Battle for Bakhmut: Russia Retreats in ‘Bad Order’ as Ukrainians Gain 1km of Territory, British Intel Claims


The battle for Bakhmut has apparently taken a turn in favour of the Ukrainians, with Russian forces retreating from their tactically “significant” position in “bad order”, according to British military intelligence.

On Saturday, the United Kingdom’s Ministry of Defence (MoD) said that over the past four days, Russia’s 72nd Separate Motor Rifle Brigade (72 SMRB) withdrew from its position and Ukranians regained at least one kilometre of territory surrounding the city.

The MoD said that the area in question “has some tactical significance” given that it served as a “Russian bridgehead on the western side of the Donets-Donbas Canal, which marks the front line through parts of the sector.”

“72 SMRB is an element of Russia’s 3rd Army Corps, a formation created in Autumn 2023 and dogged with allegations of poor morale and limited combat effectiveness. Its deployment to such a demanding and operationally important sector highlights Russia’s severe shortage of credible combat units,” the UK Ministry of Defence said, adding that the troops that withdrew are believed to have been in “bad order”.

Russian Defence Ministry spokesman Igor Konashenkov said that Ukraine had deployed 1,000 troops and 40 tanks in the fighting, which is believed to be the largest mobilisation in the area since November. Konashenkov attempted to downplay the significance of the Ukrainian gains, claiming that Moscow’s forces had repelled 26 attacks but withdrew in one area in order to “regroup” to a stronger position.

However, Yevgeny Prigozhin, the head of the mercenary Wagner group that has led the Russian fighting in Bakhmut, was far more pessimistic.

In comments reported by Reuters, the Wagner boss said: “What Konashenkov described, unfortunately, is called ‘a rout’ and not a regrouping.”

Prigozhin went on to say that the Ukrainian fighters had taken the high ground overlooking the city as well as the main highway into the Bakhmut from the West, adding: “The loss of the Berkhivka reservoir – the loss of this territory they gave up – that’s 5 sq km, just today.”

“The enemy has completely freed up the Chasiv Yar-Bakhmut road which we had blocked. The enemy is now able to use this road, and secondly, they have taken tactical high ground under which Bakhmut is located,” he said.

The apparent tactical victory for Kyiv comes ahead of the long-discussed Spring counter-offensive planned by Ukraine, potentially signalling a broader turning in the conflict.

Meanwhile, pro-Russian separatists in the self-declared Luhansk People’s Republic in the Eastern Donbas region of Ukraine claimed that on Friday a building used by Russia’s armed forces as a supply transit point and repair shop was struck by Shadow Storm cruise missiles supplied by the United Kingdom, in what is believed to have been the first attack using the British long-range missile.

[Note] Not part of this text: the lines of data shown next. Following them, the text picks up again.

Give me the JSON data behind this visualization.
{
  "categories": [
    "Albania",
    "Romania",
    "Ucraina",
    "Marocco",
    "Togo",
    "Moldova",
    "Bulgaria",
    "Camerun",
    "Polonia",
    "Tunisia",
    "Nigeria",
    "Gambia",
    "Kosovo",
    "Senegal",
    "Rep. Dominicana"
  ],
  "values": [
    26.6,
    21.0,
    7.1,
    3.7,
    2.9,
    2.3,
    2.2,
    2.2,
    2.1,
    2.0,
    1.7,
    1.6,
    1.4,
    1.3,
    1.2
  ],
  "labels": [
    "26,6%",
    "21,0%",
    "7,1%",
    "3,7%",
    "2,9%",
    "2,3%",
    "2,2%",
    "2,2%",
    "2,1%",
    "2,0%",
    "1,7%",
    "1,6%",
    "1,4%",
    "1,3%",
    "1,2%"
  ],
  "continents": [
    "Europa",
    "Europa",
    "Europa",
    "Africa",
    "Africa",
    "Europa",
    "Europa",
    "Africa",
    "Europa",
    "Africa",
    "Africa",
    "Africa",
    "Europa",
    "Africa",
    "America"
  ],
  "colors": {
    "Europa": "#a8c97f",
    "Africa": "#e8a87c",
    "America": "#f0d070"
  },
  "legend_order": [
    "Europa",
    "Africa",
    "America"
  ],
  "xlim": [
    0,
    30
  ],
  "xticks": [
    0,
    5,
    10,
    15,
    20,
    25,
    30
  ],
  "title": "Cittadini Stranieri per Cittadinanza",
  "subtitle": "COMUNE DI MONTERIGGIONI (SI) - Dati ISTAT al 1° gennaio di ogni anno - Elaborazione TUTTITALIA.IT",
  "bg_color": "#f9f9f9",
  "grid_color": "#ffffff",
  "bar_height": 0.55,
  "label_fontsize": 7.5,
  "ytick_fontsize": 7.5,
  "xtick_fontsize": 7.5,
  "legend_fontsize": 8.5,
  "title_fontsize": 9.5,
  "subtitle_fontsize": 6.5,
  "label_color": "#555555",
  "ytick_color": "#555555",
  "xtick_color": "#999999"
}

In a statement reported by the Daily Mail, the Kremlin-backed separatist government said: “According to updated information, on May 12, 2023, during a missile attack on the city of Lugansk the Ukrainian armed forces used two Storm Shadow cruise missiles (produced by the UK and France) and one ADM-160B MALD missile (produced by the US).”

So far Kyiv has not confirmed if it used the missiles from Britain. Earlier this week, Defence Secretary Ben Wallace confirmed that the UK would be the first Western nation to supply Ukraine with long-range missiles, despite concerns about them being used in a strike against Russian-controlled Crimea or the mainland itself, which could trigger a broader conflict between Moscow and the West.